You have to go all the way back to 1976 – the year Paul McCartney and Wings made it to #1 with “Silly Love Songs” and Elton John and Kiki Dee followed close on their heels with #2’s Don’t Go Breaking My Heart, to find a below average temperature for January.
Think about it: If February’s temperatures are also above average, we will have seen 29 years since the last month of below average temperatures.

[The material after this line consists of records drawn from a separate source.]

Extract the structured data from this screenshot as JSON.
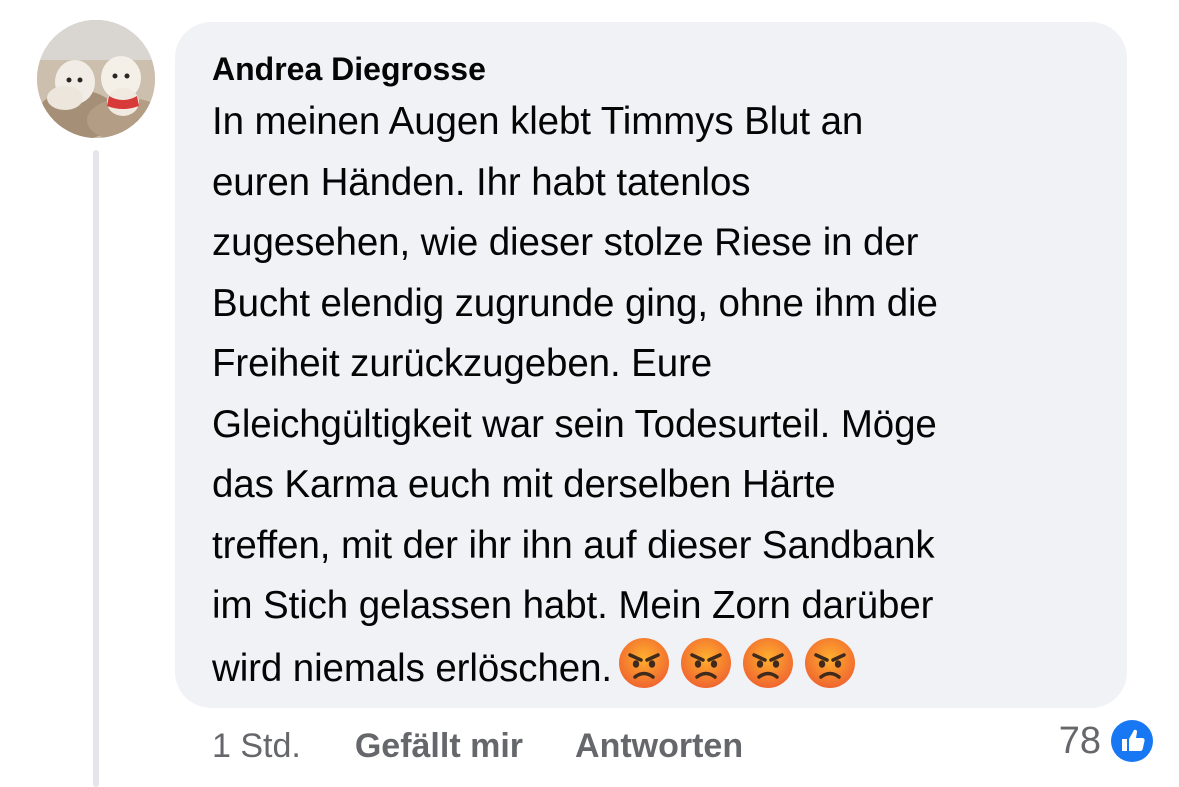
{
  "comment": {
    "author": "Andrea Diegrosse",
    "lines": [
      "In meinen Augen klebt Timmys Blut an",
      "euren Händen. Ihr habt tatenlos",
      "zugesehen, wie dieser stolze Riese in der",
      "Bucht elendig zugrunde ging, ohne ihm die",
      "Freiheit zurückzugeben. Eure",
      "Gleichgültigkeit war sein Todesurteil. Möge",
      "das Karma euch mit derselben Härte",
      "treffen, mit der ihr ihn auf dieser Sandbank",
      "im Stich gelassen habt. Mein Zorn darüber",
      "wird niemals erlöschen."
    ],
    "emojis": [
      "angry-face",
      "angry-face",
      "angry-face",
      "angry-face"
    ],
    "avatar": "profile-photo-two-dogs"
  },
  "actions": {
    "time": "1 Std.",
    "like_label": "Gefällt mir",
    "reply_label": "Antworten"
  },
  "reactions": {
    "count": "78",
    "icon": "like-icon"
  },
  "colors": {
    "bubble": "#f0f2f5",
    "text": "#050505",
    "meta": "#65676b",
    "like_blue": "#1877f2"
  }
}
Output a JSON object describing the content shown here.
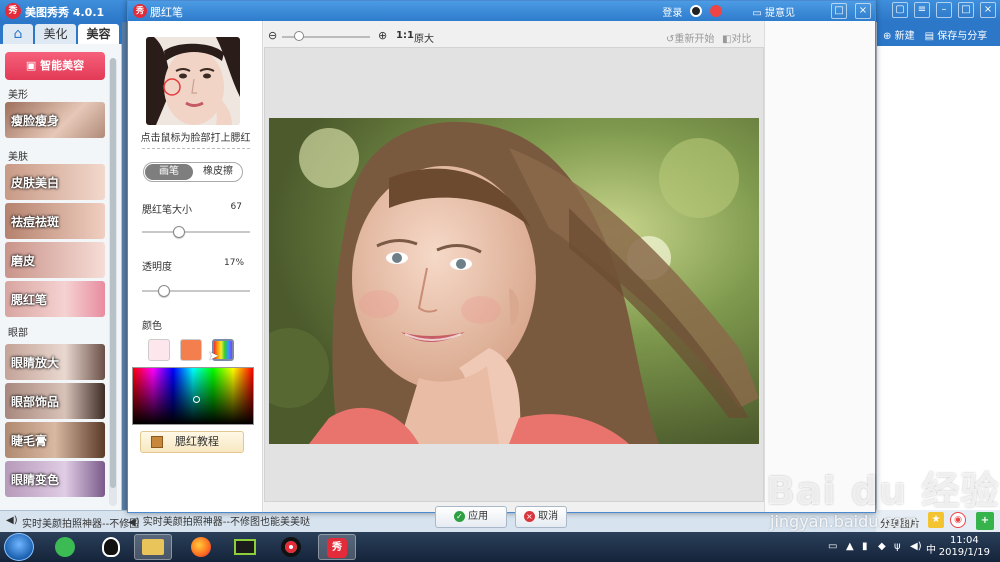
{
  "main_window": {
    "title": "美图秀秀 4.0.1",
    "tabs": [
      {
        "label": "美化"
      },
      {
        "label": "美容"
      }
    ],
    "smart_button": "智能美容",
    "categories": {
      "shape": "美形",
      "skin": "美肤",
      "eyes": "眼部"
    },
    "features": [
      {
        "label": "瘦脸瘦身"
      },
      {
        "label": "皮肤美白"
      },
      {
        "label": "祛痘祛斑"
      },
      {
        "label": "磨皮"
      },
      {
        "label": "腮红笔"
      },
      {
        "label": "眼睛放大"
      },
      {
        "label": "眼部饰品"
      },
      {
        "label": "睫毛膏"
      },
      {
        "label": "眼睛变色"
      }
    ],
    "right_toolbar": {
      "new": "新建",
      "save_share": "保存与分享"
    },
    "share_bar": {
      "label": "分享图片"
    },
    "status_text": "实时美颜拍照神器--不修图"
  },
  "dialog": {
    "title": "腮红笔",
    "login": "登录",
    "feedback": "提意见",
    "hint": "点击鼠标为脸部打上腮红",
    "modes": [
      {
        "label": "画笔",
        "active": true
      },
      {
        "label": "橡皮擦",
        "active": false
      }
    ],
    "brush_size": {
      "label": "腮红笔大小",
      "value": "67",
      "fraction": 0.32
    },
    "opacity": {
      "label": "透明度",
      "value": "17%",
      "fraction": 0.17
    },
    "color_label": "颜色",
    "swatches": [
      "#fde6ec",
      "#f47f4e"
    ],
    "tutorial_button": "腮红教程",
    "zoom": {
      "ratio": "1:1",
      "original": "原大"
    },
    "restart": "重新开始",
    "compare": "对比",
    "apply_button": "应用",
    "cancel_button": "取消",
    "status_text": "实时美颜拍照神器--不修图也能美美哒"
  },
  "watermark": {
    "brand": "Bai du 经验",
    "url": "jingyan.baidu.com"
  },
  "taskbar": {
    "time": "11:04",
    "date": "2019/1/19"
  },
  "colors": {
    "title_blue": "#2c77c8",
    "apply_green": "#2ea043",
    "cancel_red": "#d9363e",
    "accent_pink": "#e23a57"
  }
}
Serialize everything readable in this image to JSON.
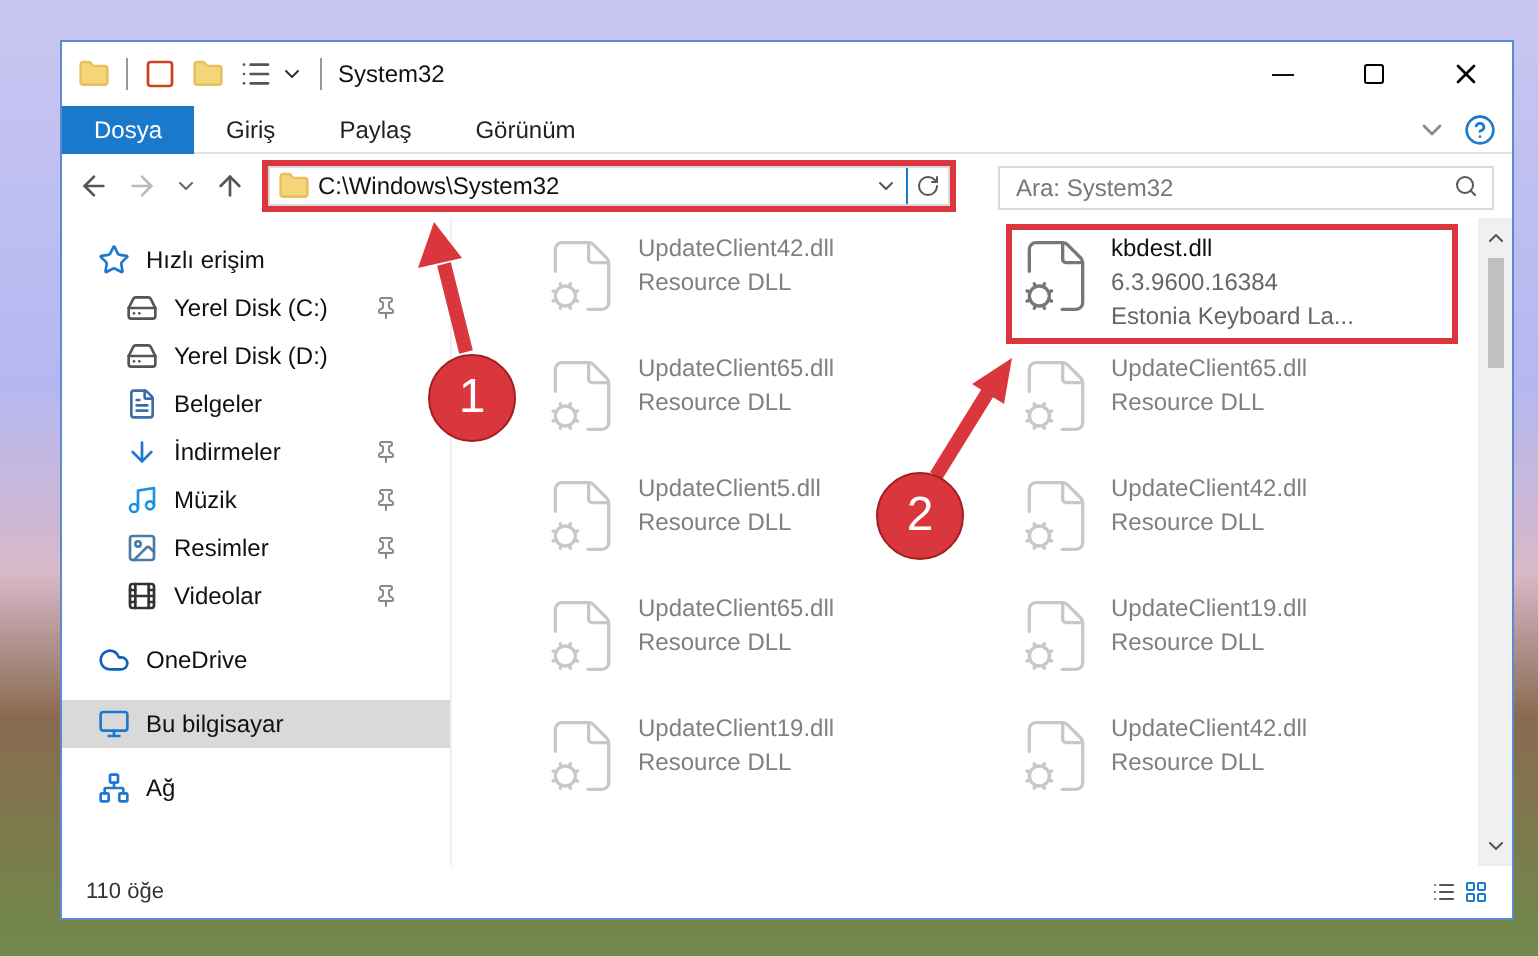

And global warming deniers never once mentioned California’s drought. It was as though it was not even happening. But these extremes of weather are predicted by the scientific model. Instead of intelligent discourse, we had Todd Akin (R-MO) claiming back in 2009 that regulating CO2 will make the seasons stop,” showing he knows no more about climate science than he does about biology. That same year we saw Rep. Joe Barton (R-TX) say that because CO2 is in Coca Cola that it is safe and should not be regulated. More recently, we get Tony Perkins asserting there is more evidence that God is behind “hurricanes and storms” than there is for climate change. We get David Barton saying last October that abortion is really to blame for climate change. And we get Glenn Beck claiming those who deny climate change will shortly be sent to internment camps.
In other words, you are not going to get an intelligent debate on climate change from Republicans. And Beck, who is a genre unto himself? Nice a fantasy as this is, it’s not going to happen.
What is going to happen to everyone is going to be much worse than internment if something isn’t done. The melting of the Antarctic ice sheet would mean sea levels rising more than 200 feet. If you want to know what the world will look like then, go to National Geographic and take a look.
Keith Brekhus reported here in January that “the Australian based Centre of Excellence for Climate System Science has released a new study arguing that climate models have underestimated the extent to which the doubling of carbon dioxide will affect global surface temperatures.” What we get in response is the Exxon-funded Center for the Study of Carbon Dioxide and Global Change telling us that CO2 is actually good for us, and that global warming will be beneficial, and that anyway, the fact that the planet is warming and that CO2 emissions are increasing, is not evidence of causation.
When Rep. Marsha Blackburn (R-TN), vice chair of the House Energy and Commerce Committee, says that CO2 is good for plants it is because that is what Exxon and other fossil fuel giants are paying her to say. As ThinkProgress reported in January, when the Energy and Commerce Committee voted to deny that climate change was taking place,
Twenty-four E&C members — all Republicans — voted against the amendment. Among them was E&C Chair Rep. Fred Upton (R-MI), who has said before that he doesn’t think climate change is caused by human activity, and Joe Barton (R-TX), who also questions humans’ role in climate change. In total, the Republicans who voted to deny climate change have accepted about $9.3 million in career contributions from the oil, gas and coal industries, according to analysis by the CAP Action War Room.
If you’re at the point now that you simply want to throw up your arms in despair, or perhaps break down crying, think about the fact that a survey by the National Science Foundation reveals that 1 out of every 4 Americans do not believe the earth revolves around the sun. This level of ignorance might be why the fossil fuel industry has such an easy time sowing doubt about climate change. Think about it: vast sums of money and a gullible audience. Keep telling yourself that as you prepare your family for a move to higher ground. It won’t be time wasted.